Diesem vergeudeten thematischen Potential zum Trotz nutzt Regisseurin Gina Prince-Bythewood («Die Bienenhüterin») dieses Gimmick zu ansehnlichem Effekt, indem sie dynamische, abwechslungsreiche Actionszenen inszeniert, in denen die Kraft der Heldenfiguren clever zum Einsatz kommt. Jene Figur metzelt sich behände durch gegnerische Horden, die Treffer der Gegenseite unbekümmert wegsteckend, jene Figur verletzt sich taktisch klug selber, um einer anderen Figur zu schaden.

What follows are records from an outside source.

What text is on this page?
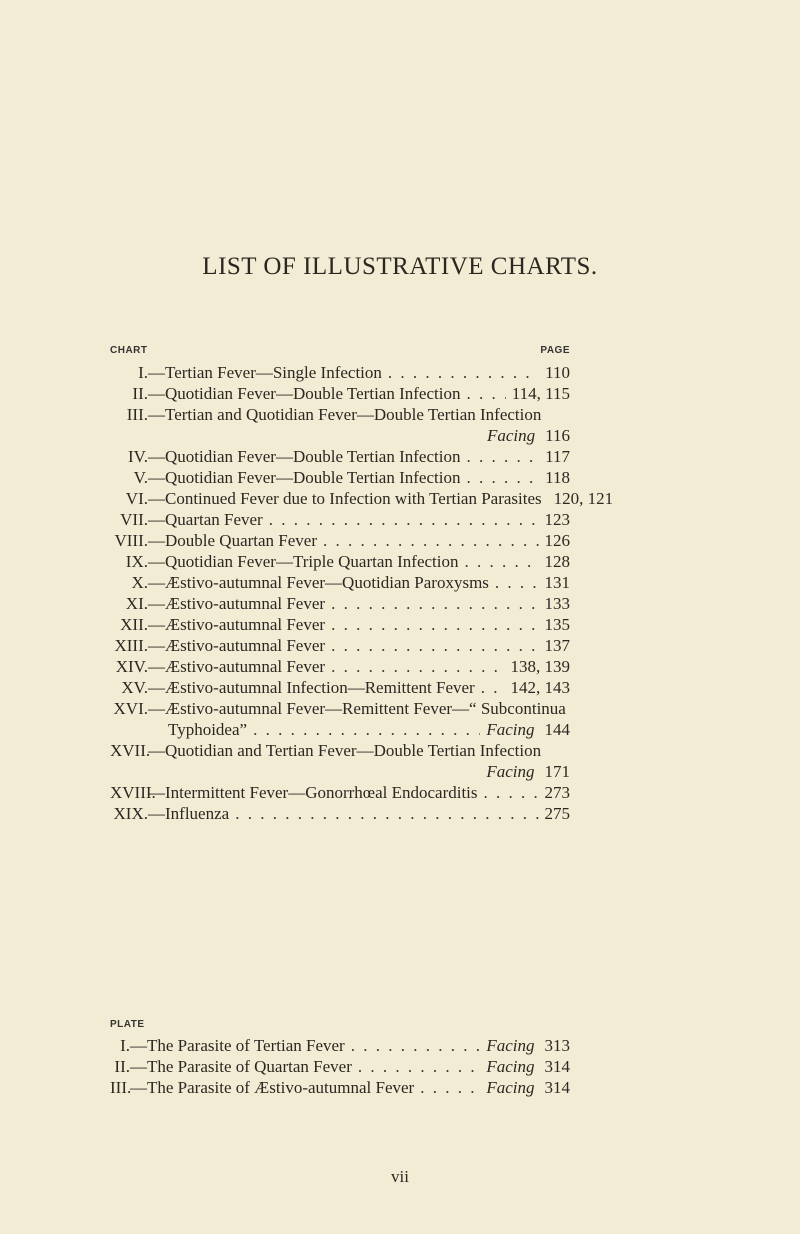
LIST OF ILLUSTRATIVE CHARTS.
CHART	PAGE
I.—Tertian Fever—Single Infection . . .	110
II.—Quotidian Fever—Double Tertian Infection . . .	114, 115
III.—Tertian and Quotidian Fever—Double Tertian Infection
Facing 116
IV.—Quotidian Fever—Double Tertian Infection . . .	117
V.—Quotidian Fever—Double Tertian Infection . . .	118
VI.—Continued Fever due to Infection with Tertian Parasites 120, 121
VII.—Quartan Fever . . .	123
VIII.—Double Quartan Fever . . .	126
IX.—Quotidian Fever—Triple Quartan Infection . . .	128
X.—Æstivo-autumnal Fever—Quotidian Paroxysms . . .	131
XI.—Æstivo-autumnal Fever . . .	133
XII.—Æstivo-autumnal Fever . . .	135
XIII.—Æstivo-autumnal Fever . . .	137
XIV.—Æstivo-autumnal Fever . . .	138, 139
XV.—Æstivo-autumnal Infection—Remittent Fever . . . 142, 143
XVI.—Æstivo-autumnal Fever—Remittent Fever—“ Subcontinua
Typhoidea” . . .	Facing 144
XVII.—Quotidian and Tertian Fever—Double Tertian Infection
Facing 171
XVIII.—Intermittent Fever—Gonorrhœal Endocarditis . . .	273
XIX.—Influenza . . .	275
PLATE
I.—The Parasite of Tertian Fever . . .	Facing 313
II.—The Parasite of Quartan Fever . . .	Facing 314
III.—The Parasite of Æstivo-autumnal Fever . . .	Facing 314
vii
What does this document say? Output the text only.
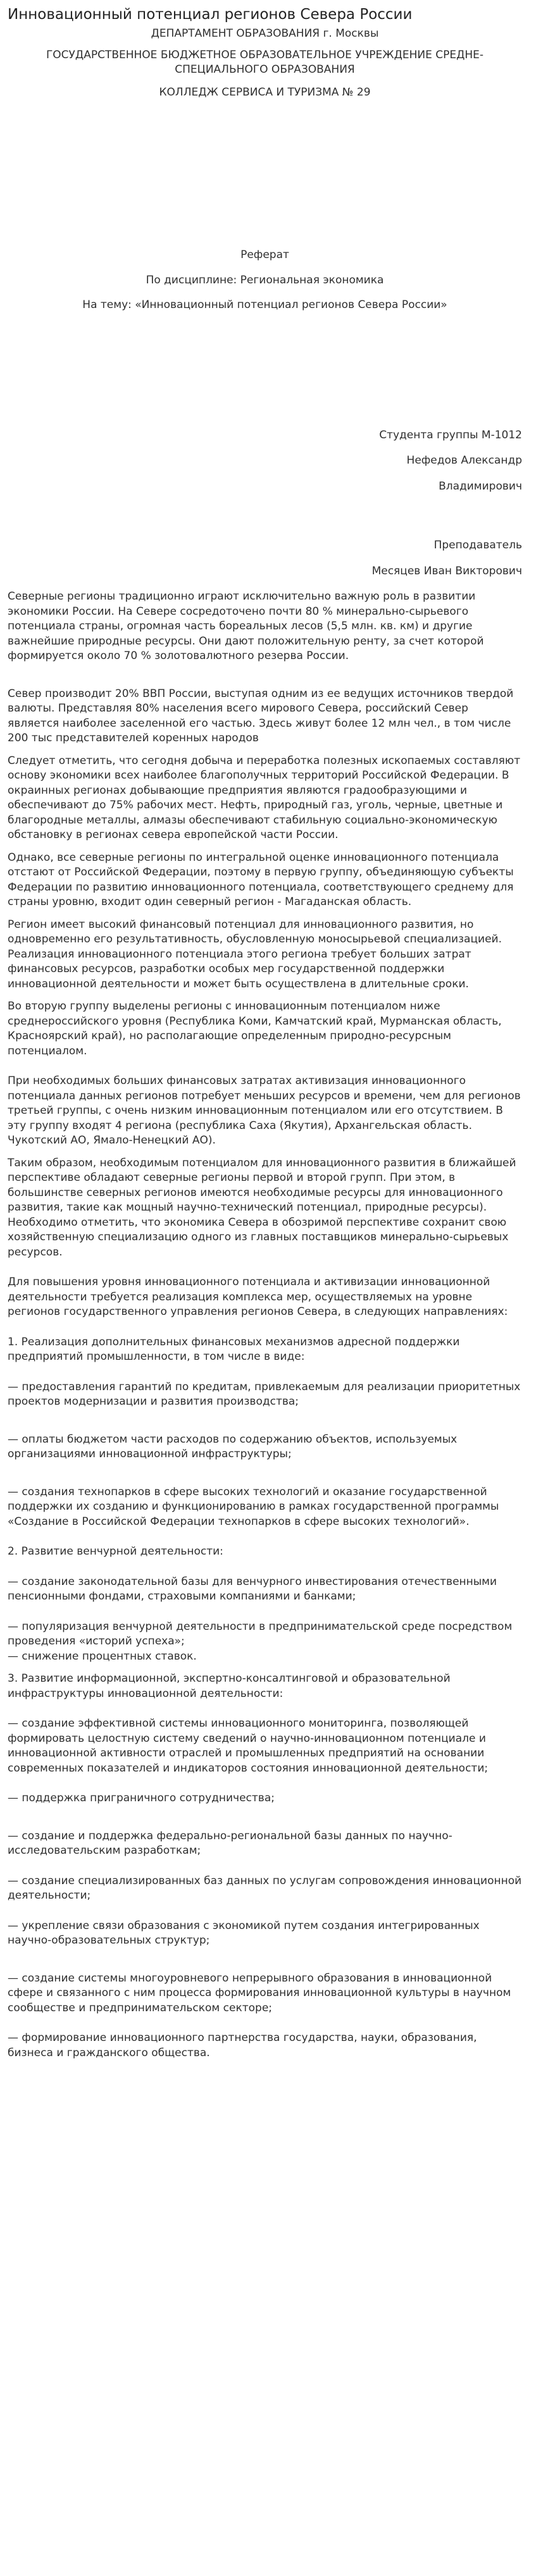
Инновационный потенциал регионов Севера России

ДЕПАРТАМЕНТ ОБРАЗОВАНИЯ г. Москвы

ГОСУДАРСТВЕННОЕ БЮДЖЕТНОЕ ОБРАЗОВАТЕЛЬНОЕ УЧРЕЖДЕНИЕ СРЕДНЕ-

СПЕЦИАЛЬНОГО ОБРАЗОВАНИЯ

КОЛЛЕДЖ СЕРВИСА И ТУРИЗМА № 29

Реферат

По дисциплине: Региональная экономика

На тему: «Инновационный потенциал регионов Севера России»

Студента группы М-1012

Нефедов Александр

Владимирович

Преподаватель

Месяцев Иван Викторович

Северные регионы традиционно играют исключительно важную роль в развитии экономики России. На Севере сосредоточено почти 80 % минерально-сырьевого потенциала страны, огромная часть бореальных лесов (5,5 млн. кв. км) и другие важнейшие природные ресурсы. Они дают положительную ренту, за счет которой формируется около 70 % золотовалютного резерва России.

Север производит 20% ВВП России, выступая одним из ее ведущих источников твердой валюты. Представляя 80% населения всего мирового Севера, российский Север является наиболее заселенной его частью. Здесь живут более 12 млн чел., в том числе 200 тыс представителей коренных народов

Следует отметить, что сегодня добыча и переработка полезных ископаемых составляют основу экономики всех наиболее благополучных территорий Российской Федерации. В окраинных регионах добывающие предприятия являются градообразующими и обеспечивают до 75% рабочих мест. Нефть, природный газ, уголь, черные, цветные и благородные металлы, алмазы обеспечивают стабильную социально-экономическую обстановку в регионах севера европейской части России.

Однако, все северные регионы по интегральной оценке инновационного потенциала отстают от Российской Федерации, поэтому в первую группу, объединяющую субъекты Федерации по развитию инновационного потенциала, соответствующего среднему для страны уровню, входит один северный регион - Магаданская область.

Регион имеет высокий финансовый потенциал для инновационного развития, но одновременно его результативность, обусловленную моносырьевой специализацией. Реализация инновационного потенциала этого региона требует больших затрат финансовых ресурсов, разработки особых мер государственной поддержки инновационной деятельности и может быть осуществлена в длительные сроки.

Во вторую группу выделены регионы с инновационным потенциалом ниже среднероссийского уровня (Республика Коми, Камчатский край, Мурманская область, Красноярский край), но располагающие определенным природно-ресурсным потенциалом.

При необходимых больших финансовых затратах активизация инновационного потенциала данных регионов потребует меньших ресурсов и времени, чем для регионов третьей группы, с очень низким инновационным потенциалом или его отсутствием. В эту группу входят 4 региона (республика Саха (Якутия), Архангельская область. Чукотский АО, Ямало-Ненецкий АО).

Таким образом, необходимым потенциалом для инновационного развития в ближайшей перспективе обладают северные регионы первой и второй групп. При этом, в большинстве северных регионов имеются необходимые ресурсы для инновационного развития, такие как мощный научно-технический потенциал, природные ресурсы). Необходимо отметить, что экономика Севера в обозримой перспективе сохранит свою хозяйственную специализацию одного из главных поставщиков минерально-сырьевых ресурсов.

Для повышения уровня инновационного потенциала и активизации инновационной деятельности требуется реализация комплекса мер, осуществляемых на уровне регионов государственного управления регионов Севера, в следующих направлениях:

1. Реализация дополнительных финансовых механизмов адресной поддержки предприятий промышленности, в том числе в виде:

— предоставления гарантий по кредитам, привлекаемым для реализации приоритетных проектов модернизации и развития производства;

— оплаты бюджетом части расходов по содержанию объектов, используемых организациями инновационной инфраструктуры;

— создания технопарков в сфере высоких технологий и оказание государственной поддержки их созданию и функционированию в рамках государственной программы «Создание в Российской Федерации технопарков в сфере высоких технологий».

2. Развитие венчурной деятельности:

— создание законодательной базы для венчурного инвестирования отечественными пенсионными фондами, страховыми компаниями и банками;

— популяризация венчурной деятельности в предпринимательской среде посредством проведения «историй успеха»;

— снижение процентных ставок.

3. Развитие информационной, экспертно-консалтинговой и образовательной инфраструктуры инновационной деятельности:

— создание эффективной системы инновационного мониторинга, позволяющей формировать целостную систему сведений о научно-инновационном потенциале и инновационной активности отраслей и промышленных предприятий на основании современных показателей и индикаторов состояния инновационной деятельности;

— поддержка приграничного сотрудничества;

— создание и поддержка федерально-региональной базы данных по научно-исследовательским разработкам;

— создание специализированных баз данных по услугам сопровождения инновационной деятельности;

— укрепление связи образования с экономикой путем создания интегрированных научно-образовательных структур;

— создание системы многоуровневого непрерывного образования в инновационной сфере и связанного с ним процесса формирования инновационной культуры в научном сообществе и предпринимательском секторе;

— формирование инновационного партнерства государства, науки, образования, бизнеса и гражданского общества.
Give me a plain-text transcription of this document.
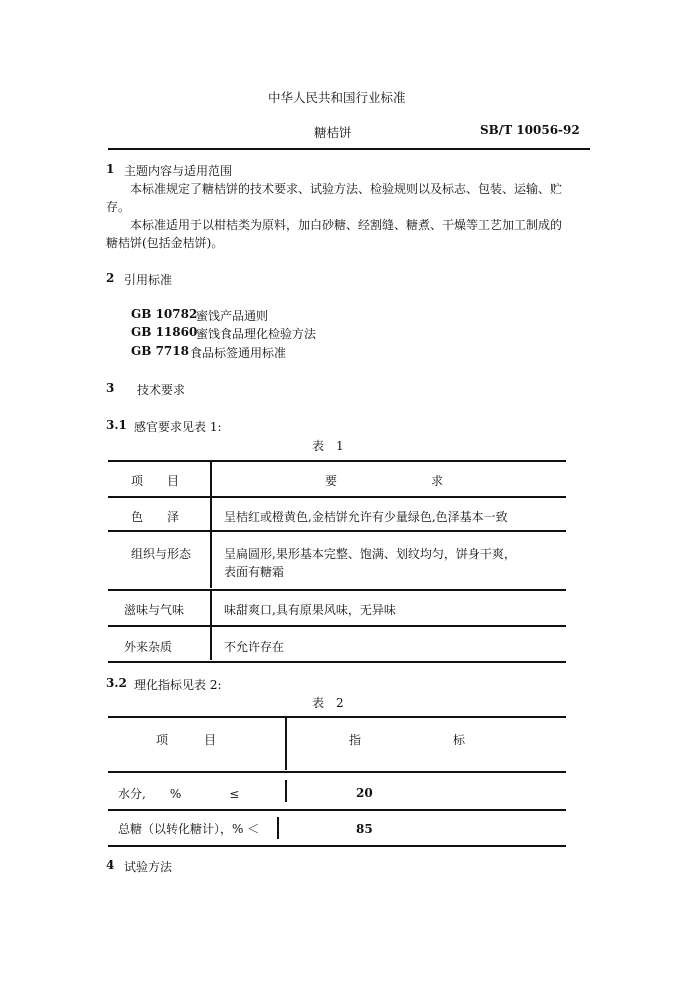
中华人民共和国行业标准
糖桔饼	SB/T 10056-92
1 主题内容与适用范围
本标准规定了糖桔饼的技术要求、试验方法、检验规则以及标志、包装、运输、贮
存。
本标准适用于以柑桔类为原料，加白砂糖、经割缝、糖煮、干燥等工艺加工制成的
糖桔饼(包括金桔饼)。
2 引用标准
GB 10782
蜜饯产品通则
GB 11860
蜜饯食品理化检验方法
GB 7718 食品标签通用标准
3 技术要求
3.1 感官要求见表 1:
表　1
项　　目	要	求
色　　泽	呈桔红或橙黄色,金桔饼允许有少量绿色,色泽基本一致
组织与形态	呈扁圆形,果形基本完整、饱满、划纹均匀，饼身干爽，
表面有糖霜
滋味与气味	味甜爽口,具有原果风味，无异味
外来杂质	不允许存在
3.2 理化指标见表 2:
表　2
项　　　目	指	标
水分,　　%　　　　≤	20
总糖（以转化糖计），% ＜	85
4 试验方法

Und so weiter. Das macht «The Old Guard» trotz einer Überlängen-Laufzeit, die der Plot eigentlich nicht tragen kann, durchweg kurzweilig.

Marwan Kenzari und Luca Marinelli bereichern den Film zudem mit einer rührenden, glaubwürdigen Liebesgeschichte, während Charlize Theron eine erfahrene, müde gewordene Superkämpferin gibt, deren Rapport mit der überforderten, doch aufgeweckten Unsterblichkeitsnovizin Nile (KiKi Layne) für Spannung und spröden Spaß sorgt. Der Rest des Casts wird nicht sonderlich gefordert – aber ein Sequel wurde bereits angeteasert, und der Stoff gibt tatsächlich genug für einen zweiten Teil her.

«The Old Guard» ist auf Netflix abrufbar.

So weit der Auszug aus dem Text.